Per spingere il partito ad agire, la sindaca ha chiesto un voto su Rousseau per rispetto dei romani che, stando all’ultimo sondaggio sulle intenzioni di voto condotto da Izi, vedrebbero di buon occhio il Raggi bis. Crede sia la strada giusta?
“È giusto che si ascolti la voce degli iscritti al MoVimento come è sempre stato fatto. Voglio sottolineare che il sondaggio di cui lei parla dà la sindaca in vantaggio con quasi il 27% delle preferenze. Se così fosse non ci sarebbe storia né per il Partito Democratico né per il centrodestra a un’eventuale ballottaggio. È per questo che nessuno vuole Virginia come sfidante. Forse è sempre per questo che gli altri partiti faticano ancora a trovare un candidato. Eppure, in teoria, si dovrebbe votare a giugno”.

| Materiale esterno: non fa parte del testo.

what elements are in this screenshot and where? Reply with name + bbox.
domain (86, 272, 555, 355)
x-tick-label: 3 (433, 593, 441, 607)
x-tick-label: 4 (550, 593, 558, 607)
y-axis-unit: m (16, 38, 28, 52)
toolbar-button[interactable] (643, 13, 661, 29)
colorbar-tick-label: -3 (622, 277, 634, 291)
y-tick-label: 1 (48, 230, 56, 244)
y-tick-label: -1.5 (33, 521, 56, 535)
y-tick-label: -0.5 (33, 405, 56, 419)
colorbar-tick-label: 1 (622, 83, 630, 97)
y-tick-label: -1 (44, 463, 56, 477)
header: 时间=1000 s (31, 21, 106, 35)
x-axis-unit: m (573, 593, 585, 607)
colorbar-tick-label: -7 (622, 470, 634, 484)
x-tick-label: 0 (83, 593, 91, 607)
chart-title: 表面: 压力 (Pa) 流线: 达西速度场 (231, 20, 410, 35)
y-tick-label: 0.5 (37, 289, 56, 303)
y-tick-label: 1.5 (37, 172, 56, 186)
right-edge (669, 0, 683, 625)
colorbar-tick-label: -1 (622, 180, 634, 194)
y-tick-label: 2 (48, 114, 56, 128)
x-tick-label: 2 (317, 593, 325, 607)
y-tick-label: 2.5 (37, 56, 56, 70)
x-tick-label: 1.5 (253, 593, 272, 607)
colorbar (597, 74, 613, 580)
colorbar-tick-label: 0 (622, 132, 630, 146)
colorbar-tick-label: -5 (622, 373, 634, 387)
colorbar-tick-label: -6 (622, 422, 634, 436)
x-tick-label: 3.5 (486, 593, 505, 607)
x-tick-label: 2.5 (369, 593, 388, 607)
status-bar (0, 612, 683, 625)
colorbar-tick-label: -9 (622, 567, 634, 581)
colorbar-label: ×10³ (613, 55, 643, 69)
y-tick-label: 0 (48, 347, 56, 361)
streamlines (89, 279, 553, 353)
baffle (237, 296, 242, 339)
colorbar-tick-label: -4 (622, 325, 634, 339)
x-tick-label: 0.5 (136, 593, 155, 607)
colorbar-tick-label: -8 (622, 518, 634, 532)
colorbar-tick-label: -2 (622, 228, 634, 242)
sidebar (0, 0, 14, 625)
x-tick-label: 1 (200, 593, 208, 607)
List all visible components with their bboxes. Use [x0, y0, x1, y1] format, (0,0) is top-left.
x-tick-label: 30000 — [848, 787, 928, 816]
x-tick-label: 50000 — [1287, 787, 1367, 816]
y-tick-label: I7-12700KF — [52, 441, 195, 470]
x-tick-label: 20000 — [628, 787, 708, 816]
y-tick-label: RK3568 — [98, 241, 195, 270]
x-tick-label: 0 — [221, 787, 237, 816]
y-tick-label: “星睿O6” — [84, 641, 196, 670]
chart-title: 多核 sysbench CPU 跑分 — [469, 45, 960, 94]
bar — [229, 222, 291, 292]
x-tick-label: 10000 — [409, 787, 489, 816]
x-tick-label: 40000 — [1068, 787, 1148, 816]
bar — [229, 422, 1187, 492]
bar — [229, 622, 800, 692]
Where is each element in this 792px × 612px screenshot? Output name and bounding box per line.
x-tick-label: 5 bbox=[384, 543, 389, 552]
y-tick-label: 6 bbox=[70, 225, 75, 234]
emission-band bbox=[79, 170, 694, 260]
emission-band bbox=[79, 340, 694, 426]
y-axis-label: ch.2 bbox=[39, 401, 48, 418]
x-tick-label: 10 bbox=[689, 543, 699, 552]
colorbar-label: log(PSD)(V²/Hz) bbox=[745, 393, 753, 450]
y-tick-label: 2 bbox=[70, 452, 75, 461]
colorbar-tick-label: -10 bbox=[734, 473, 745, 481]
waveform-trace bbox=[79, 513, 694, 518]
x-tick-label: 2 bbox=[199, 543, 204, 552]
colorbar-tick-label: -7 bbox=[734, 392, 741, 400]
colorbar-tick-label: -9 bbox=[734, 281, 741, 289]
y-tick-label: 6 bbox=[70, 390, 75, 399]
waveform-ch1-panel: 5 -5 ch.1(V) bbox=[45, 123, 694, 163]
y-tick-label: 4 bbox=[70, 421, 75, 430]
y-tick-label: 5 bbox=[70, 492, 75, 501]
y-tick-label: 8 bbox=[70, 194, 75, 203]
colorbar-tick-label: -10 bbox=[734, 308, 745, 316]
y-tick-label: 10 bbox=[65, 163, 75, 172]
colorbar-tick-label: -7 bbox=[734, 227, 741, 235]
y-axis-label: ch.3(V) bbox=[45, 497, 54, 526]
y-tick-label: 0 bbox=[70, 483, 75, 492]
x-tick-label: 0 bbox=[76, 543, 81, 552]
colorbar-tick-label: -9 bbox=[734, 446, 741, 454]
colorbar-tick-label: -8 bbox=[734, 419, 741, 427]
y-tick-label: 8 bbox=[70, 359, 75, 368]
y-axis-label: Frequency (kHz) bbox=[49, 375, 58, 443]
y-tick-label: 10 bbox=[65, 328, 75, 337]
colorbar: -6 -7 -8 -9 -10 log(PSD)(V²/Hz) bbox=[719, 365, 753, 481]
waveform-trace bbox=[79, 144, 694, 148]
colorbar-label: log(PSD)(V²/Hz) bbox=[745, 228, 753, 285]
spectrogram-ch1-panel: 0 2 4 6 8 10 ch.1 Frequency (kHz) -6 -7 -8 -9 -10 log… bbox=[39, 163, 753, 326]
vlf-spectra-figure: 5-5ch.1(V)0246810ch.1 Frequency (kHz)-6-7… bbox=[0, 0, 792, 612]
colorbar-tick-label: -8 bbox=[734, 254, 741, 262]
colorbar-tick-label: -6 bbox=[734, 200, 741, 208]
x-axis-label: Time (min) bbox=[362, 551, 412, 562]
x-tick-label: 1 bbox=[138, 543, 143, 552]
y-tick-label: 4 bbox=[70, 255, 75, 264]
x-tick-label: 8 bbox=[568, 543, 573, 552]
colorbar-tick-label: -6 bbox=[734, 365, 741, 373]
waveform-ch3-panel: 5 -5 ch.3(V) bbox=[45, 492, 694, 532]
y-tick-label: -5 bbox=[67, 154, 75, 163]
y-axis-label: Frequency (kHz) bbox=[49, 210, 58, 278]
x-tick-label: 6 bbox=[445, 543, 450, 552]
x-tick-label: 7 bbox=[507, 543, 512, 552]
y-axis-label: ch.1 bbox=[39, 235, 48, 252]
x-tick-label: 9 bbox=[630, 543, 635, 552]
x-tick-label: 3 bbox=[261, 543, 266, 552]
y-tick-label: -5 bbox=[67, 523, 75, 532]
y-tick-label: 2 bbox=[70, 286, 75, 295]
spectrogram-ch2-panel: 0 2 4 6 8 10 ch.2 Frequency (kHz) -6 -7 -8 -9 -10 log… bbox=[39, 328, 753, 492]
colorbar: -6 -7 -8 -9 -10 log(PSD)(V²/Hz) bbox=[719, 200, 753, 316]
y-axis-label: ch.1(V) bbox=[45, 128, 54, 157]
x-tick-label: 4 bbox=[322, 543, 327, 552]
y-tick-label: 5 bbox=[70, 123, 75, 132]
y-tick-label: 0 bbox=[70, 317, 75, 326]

Eppure nel Movimento non tutti sembrano pensarla così. Tra i più critici la consigliera Donatella Iorio che ha tuonato: “Basta con votazioni ad personam. A Roma serve gettare le basi per un’alleanza fondata sui temi e non sulle persone”. Si può trovare un’intesa oppure si rischia una spaccatura nei 5S?
“Dietro i temi ci sono inevitabilmente le persone che li propongono. E Virginia ha un programma chiaro, temi ben precisi e un percorso avviato che deve essere portato avanti. Non si può e non si deve tornare indietro”.

La possibile alleanza tra M5S e Pd potrebbe diventare realtà e non si può escludere che si pensi a candidati comuni nei territori. Qualora ciò dovesse accadere, con lo scontato No alla Raggi da parte dei dem, la sindaca andrebbe avanti o potrebbe ritirarsi?
“Non credo che la sindaca Raggi debba in alcun modo ritirarsi. Forse sono i Dem a dover fare un passo indietro visto appunto il risultato degli ultimi sondaggi che premiano il lavoro che l’amministrazione sta portando avanti da ormai quasi cinque anni e di cui il Partito Democratico dovrebbe prendere umilmente atto”.

Intanto su Rousseau è stato deciso l’abbandono della figura del capo politico che verrà sostituita da un direttorio che, però, non si sa quando inizierà la propria attività. Crede che ciò complichi la corsa della Raggi?
“Non credo, al momento non conosciamo nemmeno i candidati, ma Virginia è apprezzata da tutto il MoVimento 5 Stelle e sono sicuro che troverà il sostegno dei vertici. Tutti conoscono quanto la sindaca ha fatto per Roma, per il suo rilancio, per la lotta alla criminalità organizzata, per rimettere i conti in ordine. È un’impresa titanica sotto gli occhi di tutti. Impossibile non rendersene conto”.